Bald schon, so jedenfalls legt es Beachy nahe, nahm die Idee staatlicher Kontrolle der homosexuellen Subkultur den Charakter eines Kuriositätenkabinetts an. Der Gründer und langjährige Leiter des Dezernats, Leopold von Meerscheidt-Hüllessem, führte höchstpersönlich sein internationales Publikum durch die einschlägigen Lokale, um ihnen deviante Studienobjekte zu präsentieren. Mit den Mitteln staatlicher Überwachung und dem ganzen Repertoire von Aufzeichnungsmethoden wurde aber zugleich seit den achtziger Jahren mehr und mehr festgeschrieben, wofür zwei Jahrzehnte zuvor Karl Heinrich Ulrichs vor dem Deutschen Juristentag von seinen Kollegen noch niedergeschrien wurde: die Anerkennung der Homosexualität als einer eigenen Form des Zusammenlebens, die Möglichkeit der gleichgeschlechtlichen Ehe hierbei übrigens eingeschlossen.
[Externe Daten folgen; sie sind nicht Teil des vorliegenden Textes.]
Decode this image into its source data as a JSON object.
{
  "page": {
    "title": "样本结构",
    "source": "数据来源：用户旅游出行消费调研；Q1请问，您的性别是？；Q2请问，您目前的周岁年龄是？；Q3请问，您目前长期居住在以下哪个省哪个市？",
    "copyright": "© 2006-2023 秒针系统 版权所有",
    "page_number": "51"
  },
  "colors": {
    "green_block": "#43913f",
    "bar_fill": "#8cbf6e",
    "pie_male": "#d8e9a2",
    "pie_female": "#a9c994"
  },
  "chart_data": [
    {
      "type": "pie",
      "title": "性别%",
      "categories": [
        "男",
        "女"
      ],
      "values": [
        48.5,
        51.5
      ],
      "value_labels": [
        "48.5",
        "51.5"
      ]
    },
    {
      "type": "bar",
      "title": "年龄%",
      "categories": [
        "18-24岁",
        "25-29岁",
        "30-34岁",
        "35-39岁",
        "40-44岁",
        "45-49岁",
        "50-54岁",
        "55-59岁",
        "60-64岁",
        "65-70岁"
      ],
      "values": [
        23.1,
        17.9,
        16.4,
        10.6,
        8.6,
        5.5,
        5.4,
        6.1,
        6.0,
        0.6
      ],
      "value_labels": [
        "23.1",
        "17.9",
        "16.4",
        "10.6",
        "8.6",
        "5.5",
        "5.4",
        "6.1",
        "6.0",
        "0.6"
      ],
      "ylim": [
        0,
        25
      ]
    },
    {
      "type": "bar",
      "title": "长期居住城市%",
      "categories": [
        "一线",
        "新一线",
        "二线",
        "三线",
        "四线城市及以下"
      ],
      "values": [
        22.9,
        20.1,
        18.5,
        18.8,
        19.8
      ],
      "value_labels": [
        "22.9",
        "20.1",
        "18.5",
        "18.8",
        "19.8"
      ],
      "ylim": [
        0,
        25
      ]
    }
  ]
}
Berlin entwickelte sich jedoch nicht allein zu einem "Labor für sexuelle Abweichungen". Das von Meerscheidt-Hüllessem geführte Dezernat wurde 1896 umbenannt und war fortan für "Homosexuelle und Erpresser" zuständig. Magnus Hirschfeld schätzte, dass jeder dritte Berliner Homosexuelle im Lauf seines Lebens Opfer einer Erpressung wurde. Doch wussten nicht allein Stricher, die offenbar besonders häufig auf diese Weise ihren Freiern zusetzten, um eine solche Möglichkeit, den bürgerlichen Tod als perfide Waffe einzusetzen. 1907 wurde Homosexualität zum Gegenstand der Presse, der Gerichte und schließlich sogar des Parlaments. Zur Debatte stand eine heikle Frage: War, wissentlich oder auch nicht, Wilhelm II. von einem Kreis homosexueller Ratgeber umgeben? War Wilhelms "Liebenberger Tafelrunde", der hochrangige Diplomaten, Militärs und Politiker angehörten, nichts anderes als eine Gruppe homosexueller Freunde, die die Geschicke des Kaiserreichs in ihrem Sinne zu beeinflussen suchten?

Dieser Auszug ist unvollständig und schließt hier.